Looking at Annie's grandmother, Lorena Bozeman's lineage, I wondered repeatedly about her father's name, John Thomas Bozeman, and how it may have originated. His great grandfather Peter married a widow, Sarah Brown and she named her first son Meade so that may have been her maiden name; then a son was named William Henry and that could have been her father's name; so looking back at the 1790 census of South Carolina, I do find a William Meade and a Thomas Meade so this may be another clue in our mystery of names. We know that William Henry Bozeman might have been the first to name a son John Thomas Bozeman and wonder where the name Thomas came into play.
Digging through mom's letters and cards, I found an article from the newspaper of 1956 that listed Lorena McClain having surgery at Maxwell AFB hospital and later found that grandpa McClain had served in WWI. The article also listed Anne Cochran and family were relocating to Mesa Arizona and it listed her cousin James Duncan was going to San Antonio.
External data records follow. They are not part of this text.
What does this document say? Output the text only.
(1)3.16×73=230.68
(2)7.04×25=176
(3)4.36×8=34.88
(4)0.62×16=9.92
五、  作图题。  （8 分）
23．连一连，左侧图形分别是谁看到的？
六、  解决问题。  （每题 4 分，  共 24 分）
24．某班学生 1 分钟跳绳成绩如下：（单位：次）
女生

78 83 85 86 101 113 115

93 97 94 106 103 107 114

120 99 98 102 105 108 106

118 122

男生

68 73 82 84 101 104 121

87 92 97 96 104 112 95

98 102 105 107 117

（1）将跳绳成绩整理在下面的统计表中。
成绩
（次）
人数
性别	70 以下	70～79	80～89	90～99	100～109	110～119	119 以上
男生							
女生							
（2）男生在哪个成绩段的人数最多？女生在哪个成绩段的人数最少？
These were found in Anne's old blue diaper bag that she used in Mesa AZ and brought back with her to Montgomery Alabama.
Arizana is a small memory in my mind. We had a lot of burritos and enchildas that mom cooked, took pictures in the desert and grand canyon, went swimming in the Verde River, Coonsbluff, and drove thru well lighted mountain tunnels. Most of our friends and neighbors were indian or mexican and we spoke a little spanish that I have long since forgotten. My cousin Frankie Haraughty was a daily playmate since his mom Eunice Cochran lived nearby. We played with, horned toads , strange bugs and creatures of the land and watched the daily irrigation of the fields when our front ditches filled with water every afternoon at 4. Frankie's brother Frances was called Chigger by my dad. Chigger was the one making home movies of us back then.
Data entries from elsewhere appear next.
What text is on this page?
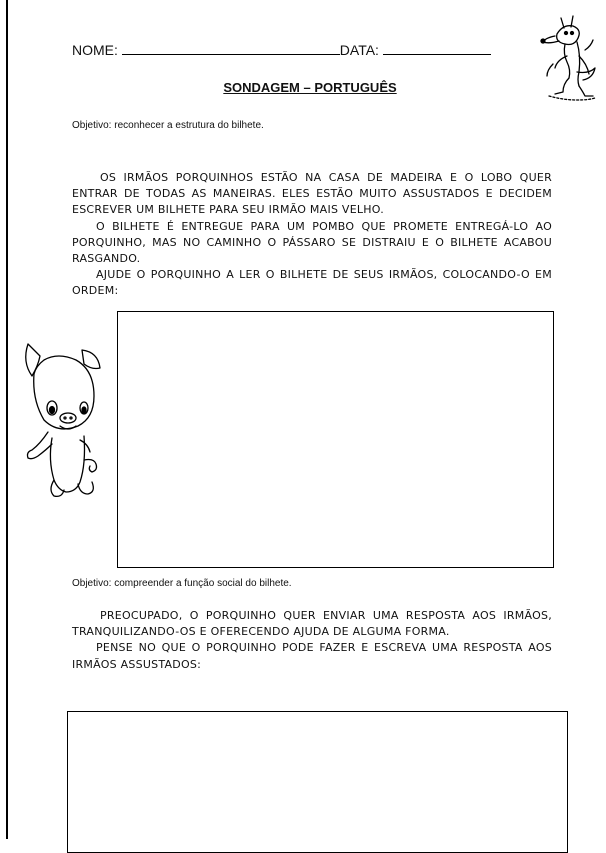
NOME:	DATA:
SONDAGEM – PORTUGUÊS
Objetivo: reconhecer a estrutura do bilhete.

OS IRMÃOS PORQUINHOS ESTÃO NA CASA DE MADEIRA E O LOBO QUER ENTRAR DE TODAS AS MANEIRAS. ELES ESTÃO MUITO ASSUSTADOS E DECIDEM ESCREVER UM BILHETE PARA SEU IRMÃO MAIS VELHO.

O BILHETE É ENTREGUE PARA UM POMBO QUE PROMETE ENTREGÁ-LO AO PORQUINHO, MAS NO CAMINHO O PÁSSARO SE DISTRAIU E O BILHETE ACABOU RASGANDO.

AJUDE O PORQUINHO A LER O BILHETE DE SEUS IRMÃOS, COLOCANDO-O EM ORDEM:

Objetivo: compreender a função social do bilhete.

PREOCUPADO, O PORQUINHO QUER ENVIAR UMA RESPOSTA AOS IRMÃOS, TRANQUILIZANDO-OS E OFERECENDO AJUDA DE ALGUMA FORMA.

PENSE NO QUE O PORQUINHO PODE FAZER E ESCREVA UMA RESPOSTA AOS IRMÃOS ASSUSTADOS:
One of Lorena Bozeman 's distant cousins married a Jordan which is a line leading directly to Pocahontas and some of the Jordans settled in Elmore County. Lorena's uncle Peter Bozeman married a Dillard and that line also connects to Pocahontas.
Cousin Elizabeth helped with the Bozeman lineage as her grandmother Ethel was the sister of my great granny Lorena. Ruby Gibson told me that Charles McClain and Jason Gibson were cousins and we connected their mothers as Broadway children of Abner Broadway and I verified through census records. One of the Gibsons had marched in Governor Wallace's inaugural parade. Ruby also told me that my grandfather Cecil Carter was still in the military when he married my granny Alice McClain but I have not been able to verify.
We do not know if there were any suvivors benefits for Cecil's children as Lorena Bozeman McClain raised them but do know the McClains left Ramer and lived on Highland Avenue for a while. Cecil's adoption records have not been found, but his children knew of his Fenn family and I have contacted some of the Fenn relatives.
Cousin Martha Fenn had only a few blurred pictures of Cecils' siblings and told me where Uncle Frank and Uncle Robert were buried in Coosada, Elmore County, AL.
Her brother, my cousin Bob Fenn, talked about his family on the farm there is Coosada.
I found another cousin, Nancy Fenn, in Montgomery, who connects to the Mathew Fenn who owned the plantation in Eufaula.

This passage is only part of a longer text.